Un’altra tecnica agronomica efficace è il leaching, o lavaggio dei sali, che consiste nell’applicazione, tramite l’irrigazione, di quantità di acqua al suolo, in eccesso rispetto al fabbisogno idrico colturale, al fine di disciogliere e trasportare i sali verso gli strati profondi del terreno, lontano dalla zona radicale. Come dimostrato da diversi studi condotti nell’area mediterranea, l’impiego di impianti irrigui a microportata di erogazione consente di risparmiare acqua e di limitare l’accumulo di sali nella rizosfera. Tuttavia, sembra necessaria una alternanza tra acque convenzionali ed acque salmastre considerando la diversa sensibilità delle colture agrarie alla salinità nelle varie fasi fenologiche, che risulta decrescente dalla fase di germinazione a quella di maturazione.
Anche l’impiego della pacciamatura con teli neri biodegradabili riduce sensibilmente la salinità del suolo, in quanto contribuisce a limitare l’evaporazione e la risalita capillare dei sali verso la zona radicale. Una ulteriore tecnica agronomica è rappresentata dall’impiego di compost ed altri ammendanti. Questi materiali limitano l’eccessiva compattazione dei suoli, migliorano la porosità e la capacità di ritenzione idrica e forniscono una riserva di nutrienti che sostiene la crescita delle piante. L’applicazione di altri materiali come il gesso (solfato di calcio) rappresenta una tecnica per ridurre la sodicità, poiché il calcio permette di rimuovere il sodio in eccesso dal suolo. Una volta applicato, il gesso favorisce il rilascio del sodio, che viene poi dilavato attraverso l’intervento irriguo.

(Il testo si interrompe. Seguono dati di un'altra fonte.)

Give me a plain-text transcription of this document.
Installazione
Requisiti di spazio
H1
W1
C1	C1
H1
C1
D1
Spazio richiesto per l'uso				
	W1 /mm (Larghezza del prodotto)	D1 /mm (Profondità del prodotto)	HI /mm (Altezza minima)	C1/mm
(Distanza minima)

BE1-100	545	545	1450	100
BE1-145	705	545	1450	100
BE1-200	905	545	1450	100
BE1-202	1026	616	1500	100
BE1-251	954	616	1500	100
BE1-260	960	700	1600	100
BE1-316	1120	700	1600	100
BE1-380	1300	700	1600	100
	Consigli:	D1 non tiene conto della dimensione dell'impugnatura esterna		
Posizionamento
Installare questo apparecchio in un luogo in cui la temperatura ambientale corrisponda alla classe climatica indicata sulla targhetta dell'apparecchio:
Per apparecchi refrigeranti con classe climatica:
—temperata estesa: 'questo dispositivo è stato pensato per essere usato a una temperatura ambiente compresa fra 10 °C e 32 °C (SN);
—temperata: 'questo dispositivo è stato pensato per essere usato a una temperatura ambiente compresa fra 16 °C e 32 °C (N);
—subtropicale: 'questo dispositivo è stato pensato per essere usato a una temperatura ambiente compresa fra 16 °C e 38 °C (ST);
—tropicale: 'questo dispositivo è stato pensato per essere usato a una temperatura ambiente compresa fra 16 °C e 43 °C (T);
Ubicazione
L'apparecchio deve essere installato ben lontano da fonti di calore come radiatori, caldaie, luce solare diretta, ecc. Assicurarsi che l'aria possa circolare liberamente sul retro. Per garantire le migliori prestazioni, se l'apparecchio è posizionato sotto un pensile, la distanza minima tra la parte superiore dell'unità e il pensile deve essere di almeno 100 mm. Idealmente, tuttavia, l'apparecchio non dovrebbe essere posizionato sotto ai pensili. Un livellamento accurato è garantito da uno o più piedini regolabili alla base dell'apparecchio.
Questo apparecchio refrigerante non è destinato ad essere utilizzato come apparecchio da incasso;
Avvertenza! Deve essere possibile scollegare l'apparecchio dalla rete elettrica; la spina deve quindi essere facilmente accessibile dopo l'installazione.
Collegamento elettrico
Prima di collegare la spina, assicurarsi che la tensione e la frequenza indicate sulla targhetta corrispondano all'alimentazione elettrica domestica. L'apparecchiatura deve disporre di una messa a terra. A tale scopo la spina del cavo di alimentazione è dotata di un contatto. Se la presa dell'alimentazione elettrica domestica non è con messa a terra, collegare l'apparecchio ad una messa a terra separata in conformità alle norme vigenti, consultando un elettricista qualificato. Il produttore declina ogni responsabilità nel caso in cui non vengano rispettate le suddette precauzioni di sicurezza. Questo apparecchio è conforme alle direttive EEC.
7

Diversi studi, hanno evidenziato che il gesso permette di mantenere su livelli ottimali i rapporti potassio/sodio e calcio/sodio, consente di ridurre il pH, fornendo alle colture la necessaria nutrizione. Altri autori riportano che il contenuto di zolfo all’interno del gesso consente di aumentare la tolleranza e la resistenza delle piante a fattori di stress biotici e abiotici. Accanto ai benefici che le tecniche agronomiche tradizionali consentono di conseguire per limitare l’eccessiva salinità dei suoli, occorre evidenziare una serie di criticità legate alla disponibilità dell’acqua e dei materiali.
In tale contesto, un grande supporto per gli agricoltori potrebbe provenire dall’impiego di sensori prossimali da applicare alle piante ed al suolo, sfruttando i principi dell’agricoltura 4.0. Tali sensori consentono di monitorare in tempo reale il livello di salinità, il contenuto di umidità e la disponibilità di nutrienti nel suolo, e lo stato di salute delle colture. Questi sensori, spesso collegati a sistemi di gestione tramite Internet of Things, forniscono informazioni dettagliate ai tecnici ed agli agricoltori, che possono così adattare l’irrigazione e la fertilizzazione in modo più preciso al fine di ridurre l’accumulo di sali nel suolo.
L’integrazione di pratiche agronomiche sostenibili e di agricoltura di precisione rappresentano sicuramente soluzioni promettenti per ridurre l’impatto della salinità sull’attività agricola, specialmente in regioni vulnerabili come la Sicilia. Affrontare la sfida della salinizzazione dei suoli richiede investimenti in tecnologie innovative, ricerca scientifica ed una maggiore consapevolezza tra gli agricoltori sull’importanza dell’adozione di pratiche adeguate. Solamente attraverso un approccio integrato sarà possibile garantire un futuro produttivo e sostenibile per l’agricoltura siciliana.